How does one code around such parameters in TypeScript?

I know I can declare both parameters as optional, but this wouldn't be the case, because the callback function is required as either the first or the second parameter. And if it makes this any simpler, we could say - the last parameter must be a callback function.

• javascript
• typescript

• 1 @fireydude In JavaScript all function parameters are optional and untyped, and you'd essentially have (nameOrCallback, callback), then check if callback === undefined to figure out how nameOrCallback should be treated. I wish no one wrote code like that. :) – Aaron Beall Commented Mar 28, 2016 at 15:35
• @Aaron writing code like this is indeed ugly, but from the usability point of view it makes sense, as explained in my example. – vitaly-t Commented Mar 28, 2016 at 16:02
• @vitaly-t The usage is readable, but the cost is that the API has multiple meanings for a single argument depending on order. I personally don't think that's a good trade-off, given there are plenty of other ways to make it readable. Just my opinion I suppose. – Aaron Beall Commented Mar 28, 2016 at 16:07
• The accepted answer has a few issues. Please see my answer. – basarat Commented Mar 29, 2016 at 3:39

2 Answers 2

The accepted answer uses a few hacky things:

• Type Assertion : Do not use this unless you have to. It is dangerous : https://basarat.gitbooks.io/typescript/content/docs/types/type-assertion.html Instead one should use a type guard : https://basarat.gitbooks.io/typescript/content/docs/types/typeGuard.html
• Leaves the method open for erroneous calls (e.g. myDefinedMethod('test') i.e. no callback is provided). Instead one should use function overloading : https://basarat.gitbooks.io/typescript/content/docs/types/functions.html

The right way to do this

Here is an example:

type Cb = (context: any) => any;
function task(cb: Cb);
function task(name: string, cb: Cb);
function task(nameOrCb: string | Cb, cb?: Cb) {
    if (typeof nameOrCb === 'string') {
        const name = nameOrCb; // You can see that `name` has the inferred type `string`
        // do something
    }
    else {
        const cb = nameOrCb; // You can see that `cb` has inferred type `Cb`
        // do something
    }
}

// Tests
task((a) => null); // Ok
task('test', (a) => null) // Ok

// Type Safety
task((a, b) => null); // Error: function does not match type cb
task('test'); // Error: `cb` must be provided for this overload

If you mean when you are defining parameters in your function you would mark them with the ? symbol for optional and use the | to show the various types that could be injected.
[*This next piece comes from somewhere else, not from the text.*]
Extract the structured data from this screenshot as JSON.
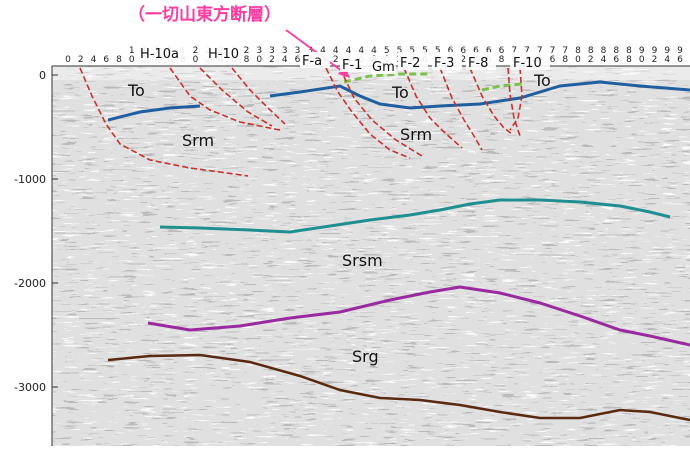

In the function itself you have to see what was passed in to which function. RequireJS does this in their define functions and they have a .d.ts (definitely typed) file that shows this.

Example with a method/function

// definition
function myDefinedMethod(callback: (someVar:any)=>any):void;
function myDefinedMethod(name: string, callBack: (someVar: any) => any): void;
function myDefinedMethod(nameOrCallback: string | ((someVar:any)=>any), callBack ?: (someVar: any) => any): void {
    var name = "";
    if (typeof nameOrCallback === 'string') {
        name = nameOrCallback;
    }
    else {
        callBack = nameOrCallback;
    }

    // both name and callback are now defined although name can be empty
    // do something
    console.log(name);
}

• This approach uses method overloading to ensure type safety, this will prevent a caller from calling the method with only a string at transpile time (as typescript is not piled).
• In the 3rd function definition the parameter nameOrCallback could be either the function or the name of the parameter. If it is a string then the callback cannot be undefined.

Edit

Thank you @basarat, I have updated my answer based on your feedback. This is indeed a better structure as you are ensuring the caller cannot execute your method without supplying the expected mandatory parameters like the callback. I did use Function before but only as a placeholder for whatever function definition that the OP would want to use and was not intended as a final type parameter. To clarify this I have updated the code with an inline callback definition like yours. Again, thank you for your input. This does indeed make the code better by ensuring type safety and ensuring that a caller can only call the method as intended.